Vogue Italia EIC Franca Sozzani gives flesh to this sentiment in a short interview with Cathy Horyn. “I’m so against anyone that could say something anti-Semitic, against religion,” says Sozzani. “You can say, ‘You’re a bitch,’ ‘You’re terrible,’ but nothing about religion.” Language has failed here in that if designer said what he is accused of saying, it probably had nothing to do with religion. Yet that connotation has been carried over into the public dialogue and will likely stay there by virtue of it’s ability to elicit emotional reactions. The editor also expresses a little confusion over the word “suspension” in reference to Dior’s immediate reprimand of Galliano. Hear her statements in the video below.
It is also worth noting that British-born Galliano is said to have spoken both French and English during the incident. The native languages of the accusers (names Bloch and Virgiti) are not known, but it’s easy to see how a few meanings could have gotten conflated in translation. It’s impossible for anyone that wasn’t a part of the exchange to properly judge the situation (though many will do so anyway). Even the folks involved likely have views of what happened that are clouded by alcohol and emotion.
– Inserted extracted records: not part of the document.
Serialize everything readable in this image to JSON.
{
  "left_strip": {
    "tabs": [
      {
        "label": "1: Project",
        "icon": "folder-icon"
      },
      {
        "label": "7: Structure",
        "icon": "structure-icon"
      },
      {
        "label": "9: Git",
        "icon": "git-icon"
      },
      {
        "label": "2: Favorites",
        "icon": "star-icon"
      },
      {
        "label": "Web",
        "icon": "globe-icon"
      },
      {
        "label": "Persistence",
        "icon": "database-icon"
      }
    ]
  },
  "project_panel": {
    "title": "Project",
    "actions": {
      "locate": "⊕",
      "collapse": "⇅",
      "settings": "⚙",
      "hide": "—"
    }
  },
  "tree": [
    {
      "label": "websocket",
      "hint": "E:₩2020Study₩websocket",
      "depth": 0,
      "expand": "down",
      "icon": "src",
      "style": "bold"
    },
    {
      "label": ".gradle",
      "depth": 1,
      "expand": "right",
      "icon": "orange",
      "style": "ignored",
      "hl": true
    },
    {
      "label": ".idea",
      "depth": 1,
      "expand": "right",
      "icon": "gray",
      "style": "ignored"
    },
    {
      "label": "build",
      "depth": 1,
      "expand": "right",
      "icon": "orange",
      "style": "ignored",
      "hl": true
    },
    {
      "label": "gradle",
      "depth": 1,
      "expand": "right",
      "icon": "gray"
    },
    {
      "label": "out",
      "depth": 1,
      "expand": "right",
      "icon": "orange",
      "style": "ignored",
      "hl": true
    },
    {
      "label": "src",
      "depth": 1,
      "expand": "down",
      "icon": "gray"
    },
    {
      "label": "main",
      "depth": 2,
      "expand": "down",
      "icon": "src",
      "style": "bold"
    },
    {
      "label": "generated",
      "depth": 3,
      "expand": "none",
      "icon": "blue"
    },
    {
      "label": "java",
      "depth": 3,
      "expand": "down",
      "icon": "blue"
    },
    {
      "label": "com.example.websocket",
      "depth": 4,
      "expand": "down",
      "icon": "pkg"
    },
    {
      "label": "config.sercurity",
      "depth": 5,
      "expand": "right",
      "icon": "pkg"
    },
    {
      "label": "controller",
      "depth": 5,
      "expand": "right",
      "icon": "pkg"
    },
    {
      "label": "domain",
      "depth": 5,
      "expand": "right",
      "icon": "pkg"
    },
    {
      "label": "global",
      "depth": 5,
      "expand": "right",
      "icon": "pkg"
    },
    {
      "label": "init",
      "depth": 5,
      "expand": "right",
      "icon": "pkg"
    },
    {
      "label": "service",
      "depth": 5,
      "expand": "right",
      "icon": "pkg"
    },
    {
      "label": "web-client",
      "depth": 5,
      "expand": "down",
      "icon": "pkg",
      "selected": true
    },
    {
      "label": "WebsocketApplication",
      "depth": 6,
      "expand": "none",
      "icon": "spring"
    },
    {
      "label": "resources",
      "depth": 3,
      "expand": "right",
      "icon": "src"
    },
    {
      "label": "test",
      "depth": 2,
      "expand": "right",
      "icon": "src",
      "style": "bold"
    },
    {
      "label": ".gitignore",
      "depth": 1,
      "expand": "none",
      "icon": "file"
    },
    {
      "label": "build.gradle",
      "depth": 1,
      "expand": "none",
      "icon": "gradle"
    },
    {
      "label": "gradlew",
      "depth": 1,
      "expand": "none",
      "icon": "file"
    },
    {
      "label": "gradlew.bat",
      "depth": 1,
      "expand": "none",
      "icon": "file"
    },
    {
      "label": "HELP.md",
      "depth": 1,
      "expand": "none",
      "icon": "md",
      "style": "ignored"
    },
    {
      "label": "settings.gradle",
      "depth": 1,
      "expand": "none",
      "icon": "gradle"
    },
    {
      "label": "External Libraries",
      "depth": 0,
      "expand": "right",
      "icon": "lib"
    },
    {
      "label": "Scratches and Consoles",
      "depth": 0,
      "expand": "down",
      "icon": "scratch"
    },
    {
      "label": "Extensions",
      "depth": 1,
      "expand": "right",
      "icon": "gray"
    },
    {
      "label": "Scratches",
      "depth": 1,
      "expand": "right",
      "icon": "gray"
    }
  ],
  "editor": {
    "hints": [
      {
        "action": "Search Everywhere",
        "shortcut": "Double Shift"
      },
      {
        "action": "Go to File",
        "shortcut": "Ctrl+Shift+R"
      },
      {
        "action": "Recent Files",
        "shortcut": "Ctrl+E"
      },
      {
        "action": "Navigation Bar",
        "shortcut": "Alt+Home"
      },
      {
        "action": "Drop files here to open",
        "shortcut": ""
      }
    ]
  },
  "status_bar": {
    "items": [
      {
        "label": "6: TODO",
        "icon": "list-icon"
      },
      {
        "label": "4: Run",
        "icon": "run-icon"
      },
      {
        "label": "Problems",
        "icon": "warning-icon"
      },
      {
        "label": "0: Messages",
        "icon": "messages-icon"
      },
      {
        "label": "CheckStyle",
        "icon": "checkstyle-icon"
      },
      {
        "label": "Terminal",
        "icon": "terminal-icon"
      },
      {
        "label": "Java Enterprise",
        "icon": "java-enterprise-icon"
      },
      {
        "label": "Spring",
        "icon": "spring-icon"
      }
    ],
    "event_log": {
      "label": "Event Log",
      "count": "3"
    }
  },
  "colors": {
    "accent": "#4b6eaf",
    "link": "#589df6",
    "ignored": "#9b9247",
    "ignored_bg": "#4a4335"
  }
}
What’s really significant is the demonstration of how language – a few poorly chosen words – can divide and discombobulate. Upon hearing the story thousands and maybe millions of people made snap judgments and took sides. Some in the fashion press even stated outright that star actress Natalie Portman would probably dump her chosen Dior dress for the upcoming Academy Awards ceremony because of this incident. Meanwhile, we’re all wondering what will happen with the Dior Fall 2011 show set to walk during Paris Fashion Week on March 4. One too many mojitos and a moment of divodom and a worldwide mess ensues. Dammit, Language. You’ve screwed us again.